The experiences with alcohol, tobacco and many prescription pharmaceuticals have shown that commercially‐driven ap­proaches to psychoactive product design, marketing and distribution can be difficult to control, as well as catastrophic for public health, even with well‐intended regulations 9 . Here, cannabis legalization regimes like that of Canada, comprising strong emphasis on user/demand side regulations, had alternatives to full‐scale commercialization of cannabis production and distribution, yet opted against them. It would be disastrous if, in due time, the cannabis legalization experiment simply repeated the histories of other commodified substances and their collateral public health impacts.

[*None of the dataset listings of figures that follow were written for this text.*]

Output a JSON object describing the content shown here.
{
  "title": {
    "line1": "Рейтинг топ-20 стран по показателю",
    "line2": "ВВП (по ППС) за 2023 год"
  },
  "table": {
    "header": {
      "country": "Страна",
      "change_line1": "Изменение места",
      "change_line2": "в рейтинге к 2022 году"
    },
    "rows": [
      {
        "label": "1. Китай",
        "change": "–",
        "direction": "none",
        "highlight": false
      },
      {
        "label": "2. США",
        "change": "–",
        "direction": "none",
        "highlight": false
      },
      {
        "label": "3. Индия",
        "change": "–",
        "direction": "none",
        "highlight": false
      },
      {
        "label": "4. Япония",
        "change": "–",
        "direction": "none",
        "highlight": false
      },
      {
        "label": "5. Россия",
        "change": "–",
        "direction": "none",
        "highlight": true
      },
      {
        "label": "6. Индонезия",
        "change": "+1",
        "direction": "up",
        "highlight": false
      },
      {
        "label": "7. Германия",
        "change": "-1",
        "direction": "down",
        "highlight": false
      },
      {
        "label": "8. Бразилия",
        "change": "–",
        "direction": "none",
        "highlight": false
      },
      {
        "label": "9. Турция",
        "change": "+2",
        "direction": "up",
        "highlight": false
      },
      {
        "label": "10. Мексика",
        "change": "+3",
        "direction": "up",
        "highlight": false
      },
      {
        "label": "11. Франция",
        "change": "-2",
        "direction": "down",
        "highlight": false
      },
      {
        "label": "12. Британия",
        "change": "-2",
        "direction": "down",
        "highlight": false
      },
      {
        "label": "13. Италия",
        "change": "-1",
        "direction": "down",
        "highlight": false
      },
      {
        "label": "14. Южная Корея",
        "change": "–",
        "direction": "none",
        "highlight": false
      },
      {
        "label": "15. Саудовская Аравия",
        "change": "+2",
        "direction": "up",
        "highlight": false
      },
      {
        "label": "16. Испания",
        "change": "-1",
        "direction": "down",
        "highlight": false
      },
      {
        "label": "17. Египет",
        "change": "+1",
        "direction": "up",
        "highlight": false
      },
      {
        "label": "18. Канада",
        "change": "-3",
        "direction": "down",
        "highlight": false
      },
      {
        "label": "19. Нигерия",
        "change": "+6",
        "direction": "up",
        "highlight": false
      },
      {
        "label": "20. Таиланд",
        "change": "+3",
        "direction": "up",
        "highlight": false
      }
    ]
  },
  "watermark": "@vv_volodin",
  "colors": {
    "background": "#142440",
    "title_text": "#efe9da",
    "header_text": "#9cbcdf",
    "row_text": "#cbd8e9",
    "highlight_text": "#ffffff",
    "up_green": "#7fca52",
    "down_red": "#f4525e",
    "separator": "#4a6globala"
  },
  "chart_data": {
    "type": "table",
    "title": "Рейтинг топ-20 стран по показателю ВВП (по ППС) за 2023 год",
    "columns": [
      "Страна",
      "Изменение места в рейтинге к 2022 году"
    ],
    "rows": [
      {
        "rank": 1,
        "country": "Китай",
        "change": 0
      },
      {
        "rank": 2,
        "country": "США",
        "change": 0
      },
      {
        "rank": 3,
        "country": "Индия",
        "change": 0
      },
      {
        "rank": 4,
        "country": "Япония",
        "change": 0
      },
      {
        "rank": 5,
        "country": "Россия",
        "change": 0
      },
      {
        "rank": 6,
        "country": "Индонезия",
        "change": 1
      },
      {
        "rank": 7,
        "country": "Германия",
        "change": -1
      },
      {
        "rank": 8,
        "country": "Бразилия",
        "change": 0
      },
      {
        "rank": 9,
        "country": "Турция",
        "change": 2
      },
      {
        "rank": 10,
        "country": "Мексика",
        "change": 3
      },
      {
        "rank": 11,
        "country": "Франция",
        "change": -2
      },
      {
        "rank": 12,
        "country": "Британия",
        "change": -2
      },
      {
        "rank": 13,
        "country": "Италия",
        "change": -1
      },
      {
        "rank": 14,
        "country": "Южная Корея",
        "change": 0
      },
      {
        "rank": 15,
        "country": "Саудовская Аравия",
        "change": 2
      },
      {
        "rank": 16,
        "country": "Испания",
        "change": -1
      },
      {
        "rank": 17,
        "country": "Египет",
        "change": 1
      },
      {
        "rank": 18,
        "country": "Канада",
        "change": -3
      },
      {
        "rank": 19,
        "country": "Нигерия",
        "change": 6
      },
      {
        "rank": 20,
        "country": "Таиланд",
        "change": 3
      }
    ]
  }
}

In that same vein, cannabis legalization ought not to support a de facto re‐colonization of vulnerable (e.g., indigenous) populations or communities by psychoactive commodities, yet rather protect free, culturally appropriate choice‐making and governance. In these overall respects, Uruguay's model of legalization 10 , with its more restrained parameters of commercial cannabis production and availability (yet arguably minus “user registration” requirements and related “surveillance” concerns), may be a worthy sketch for a public health‐oriented model.

The idea of cannabis legalization should continue to be considered a potentially ben­eficial concept for public health and welfare. A number of “second generation” jurisdictions (e.g., New Zealand, Luxembourg) are contemplating legalization op­tions. But the transfer of experiences and evidence on outcomes between complex policy eco­logies is not straightforward. Neverthe­less, legalization candidates should heed emerging lessons from ongoing legalization experiments. Concretely, they should consider implementing cautious and restrained approaches to legalized cannabis product supply, distribution and availa­bility.

While easily overlooked in societies with predominant “free market” doctrines, al­ternatives to fully commercialized models – including full or partial government monopolies, cooperatives (e.g., regulated social clubs), community trusts – exist for consideration3, 10. These can be adapted to­wards principally furthering the goal of public health through the policy framework of can­nabis legalization.

As currently ongoing cannabis legalization experiments in different countries demonstrate, there is much that can be pro­actively designed and anticipated in the a priori planning of major policy reform. It is equally important to carefully monitor both – and especially unexpected or adverse – policy outcomes and their drivers following implementation, and consequently adjust or correct these with best empirical knowledge and tools available. If that occurs successfully, future commentaries in this space may indeed offer overall positive conclusions on the public health impacts of cannabis legalization.